Stirling Moss won the curtain-raising 500cc F3 race in his new Kieft, after which the stage was set for the main event. All four front-row qualifiers made tyre-smoking getaways, which allowed Felice Bonetto to lead from row two for Alfa, but González and Fangio soon worked their way to the front to leave rivals trailing. The pair swapped places during the event’s first half, Fangio leading from laps 10-39, but for the afternoon’s greater part González remained in control.
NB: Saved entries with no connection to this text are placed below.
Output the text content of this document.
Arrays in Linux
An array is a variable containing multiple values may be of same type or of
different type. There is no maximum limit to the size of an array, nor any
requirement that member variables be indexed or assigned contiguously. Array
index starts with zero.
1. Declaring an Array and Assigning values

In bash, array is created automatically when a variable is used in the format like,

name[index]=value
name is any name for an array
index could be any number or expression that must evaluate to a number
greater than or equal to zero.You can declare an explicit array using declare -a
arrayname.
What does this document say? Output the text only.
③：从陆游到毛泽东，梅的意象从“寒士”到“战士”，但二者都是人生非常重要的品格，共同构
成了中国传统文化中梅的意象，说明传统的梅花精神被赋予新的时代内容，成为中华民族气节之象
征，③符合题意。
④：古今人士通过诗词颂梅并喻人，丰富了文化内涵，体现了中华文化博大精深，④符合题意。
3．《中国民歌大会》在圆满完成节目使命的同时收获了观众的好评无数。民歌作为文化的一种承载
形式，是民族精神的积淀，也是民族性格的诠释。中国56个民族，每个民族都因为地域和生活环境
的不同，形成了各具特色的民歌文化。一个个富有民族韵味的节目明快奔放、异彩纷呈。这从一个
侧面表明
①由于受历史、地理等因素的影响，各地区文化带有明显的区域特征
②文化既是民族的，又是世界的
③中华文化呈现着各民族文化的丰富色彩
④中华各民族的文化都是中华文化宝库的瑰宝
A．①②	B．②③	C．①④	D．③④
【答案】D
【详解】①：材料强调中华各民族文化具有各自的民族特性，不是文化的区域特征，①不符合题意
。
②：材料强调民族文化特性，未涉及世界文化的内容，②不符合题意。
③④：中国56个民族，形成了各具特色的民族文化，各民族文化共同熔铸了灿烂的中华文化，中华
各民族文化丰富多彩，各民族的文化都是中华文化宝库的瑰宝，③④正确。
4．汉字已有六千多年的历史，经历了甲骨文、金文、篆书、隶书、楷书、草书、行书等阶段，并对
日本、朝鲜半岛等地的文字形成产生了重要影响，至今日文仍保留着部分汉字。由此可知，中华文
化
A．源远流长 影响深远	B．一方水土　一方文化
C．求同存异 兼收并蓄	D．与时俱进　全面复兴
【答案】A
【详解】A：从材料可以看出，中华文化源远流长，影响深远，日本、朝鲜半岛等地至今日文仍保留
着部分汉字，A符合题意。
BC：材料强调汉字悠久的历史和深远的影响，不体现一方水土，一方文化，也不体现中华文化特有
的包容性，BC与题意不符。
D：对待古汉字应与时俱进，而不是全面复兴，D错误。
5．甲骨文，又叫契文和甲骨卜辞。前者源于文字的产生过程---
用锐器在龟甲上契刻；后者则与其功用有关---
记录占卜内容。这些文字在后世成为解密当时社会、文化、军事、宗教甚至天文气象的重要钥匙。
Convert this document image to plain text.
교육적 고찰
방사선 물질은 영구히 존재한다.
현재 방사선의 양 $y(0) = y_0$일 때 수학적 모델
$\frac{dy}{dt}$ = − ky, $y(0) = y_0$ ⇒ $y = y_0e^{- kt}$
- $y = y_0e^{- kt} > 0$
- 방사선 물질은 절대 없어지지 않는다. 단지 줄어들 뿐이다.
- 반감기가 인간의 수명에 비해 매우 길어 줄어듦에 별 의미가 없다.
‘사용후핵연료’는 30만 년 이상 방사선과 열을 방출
And control is the word. His performance is often characterised for the way in which his ample frame dominated the Ferrari 375’s cockpit, González clipping oil drums and bales as he sought extra fractions of performance, but they were exaggerated details on a day when he had but one possible equal. And he dispatched Fangio fairly and squarely to record Ferrari’s maiden world championship victory (and Alfa’s first defeat, Indy again excepted). Ferrari had been quicker than Alfa with its refuelling, but not by a margin that explained the 51sec gap separating the two Argentines after 90 laps. González had been running Ferrari’s 12-plug engine, too, rather than the newer 24.

Luigi Villoresi took third for Ferrari, two laps behind the afternoon’s main protagonists, with Bonetto fourth.


Despite their unpromising start, both BRMs finished: Reg Parnell took fifth and Peter Walker seventh, albeit five and six laps shy of the full distance. Writing in Motor Sport at the time, Jenks noted: “By finishing they have fended off some of the bitter criticism to which they have been subjected since scratched from Reims. Their performance must have dismayed many of the national paper boys who have been busy severing connections with Bourne of late.

“Also, the BRM at its present level is a year out of date. Parnell averaged 90.5mph, which would have placed him third in the 1950 British GP, but BRM is now on the fringe of the racing map.”

And for those who believe the world was a better place back then, think on this – the sign-off to Jenks’s race intro: “The weather was fine and the organisation good, save for the threat of a strike by medical officers if their wives were not allowed on the circuit and further petty pilfering from the car parks, of which we have twice been victim at Silverstone. Let us hope this will not be the last time a classic race is held at this venue.”